2

Little bit of background:

I'm making a small app to demonstrate the use of LINQ, so I'm supposed to use mostly LINQ methods. The app is going to show some info about movies and TV shows and make suggestions based on filters.

I've made three classes: TvShow, Season and Episode. TvShow contains List of Season and Season contains List of Episode. Episode contains its List of Actor which is the cast for that episode. I want to make a method in class TvShow that returns a complete list of cast based on individual episode's list of cast.

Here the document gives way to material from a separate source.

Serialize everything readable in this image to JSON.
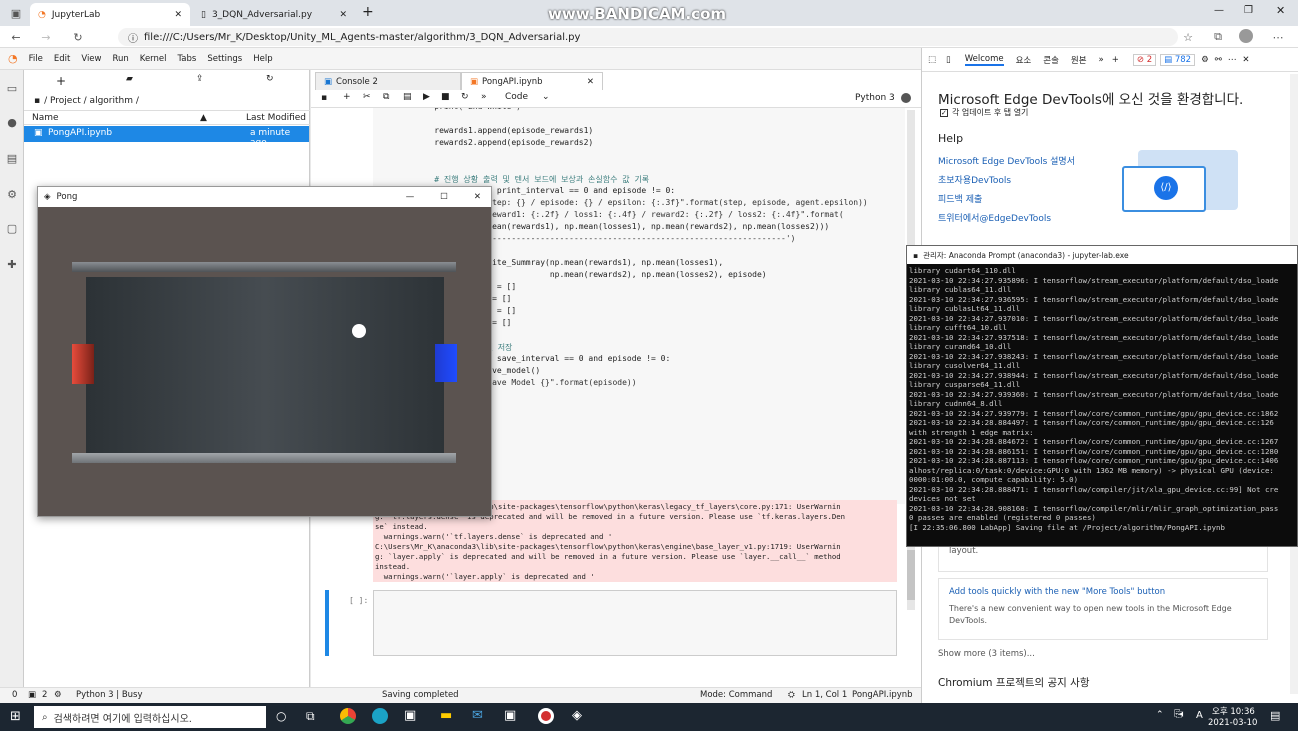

I decided to use either Union or Distinct, but I'm not sure which approach is better performance wise, since I believe that's the only reason to pick one over the other in this very example (I know performance is not really an issue on an app this small, but I'd like to know how this would behave on a much larger scale).

Here are both methods:

    public List<Actor> AllCast()
    {
        List<Actor> actors = new List<Actor>();
        foreach (Season s in seasons)
        {
            s.Episodes.ForEach(e => actors.AddRange(e.Cast));
        }
        return actors.Distinct().ToList();
    }

OR

    public List<Actor> AllCast()
    {
        List<Actor> actors = new List<Actor>();
        foreach(Season s in seasons)
        {
            s.Episodes.ForEach(e => actors.AddRange(actors.Union(e.Cast)));
        }
        return actors;
    }

The thoughts I'm having are really: is it better to keep adding several lists to one big list and then going through that giant list and returning only distinct values OR is it better to go through one small and one growing list and compare values to find a union (I assume that's how Union finds its result), and then adding it to an already unique list?

P.S. I'm aware of HashSet, but I'd really like to use LINQ here because that's sort of the purpose of my project.

borrovnica
  • 31
  • 5
  • 1
    Aside from anything else, you can use `SelectMany` to help a lot: `return seasons.SelectMany(s => s.Episodes).SelectMany(e => e.Cast).Distinct().ToList();` Now, do you have enough data that you can *measure* whether that's too slow or not? Can you create such data? – Jon Skeet Sep 19 '17 at 13:43
  • Isn't this a duplicate or at least related question? https://stackoverflow.com/questions/44883301/what-is-the-simplest-way-to-achieve-on-performance-when-creating-the-union-of – Tim Schmelter Sep 19 '17 at 13:45
  • @JonSkeet unfortunately I don't have ANY data at the moment, so I can't test it :/ I plan on adding a couple of data later, just to have a presentation result, but not enough to actually test anything, that's why I was asking here in case someone already researched this. This is mostly a project for myself to do while learning LINQ, it doesn't really have to do with performance, but I wanted to think about those things as well while I'm doing a deeper research, so I'm aware of it in the future – borrovnica Sep 19 '17 at 14:04

2 Answers2

7

Your second approach needs to internally build a new HashSet for each season, comparing the actors in that season with all the actors we've seen before - I'd expect that to be slower than doing a single pass over all actors, putting them into one set to obtain uniqueness.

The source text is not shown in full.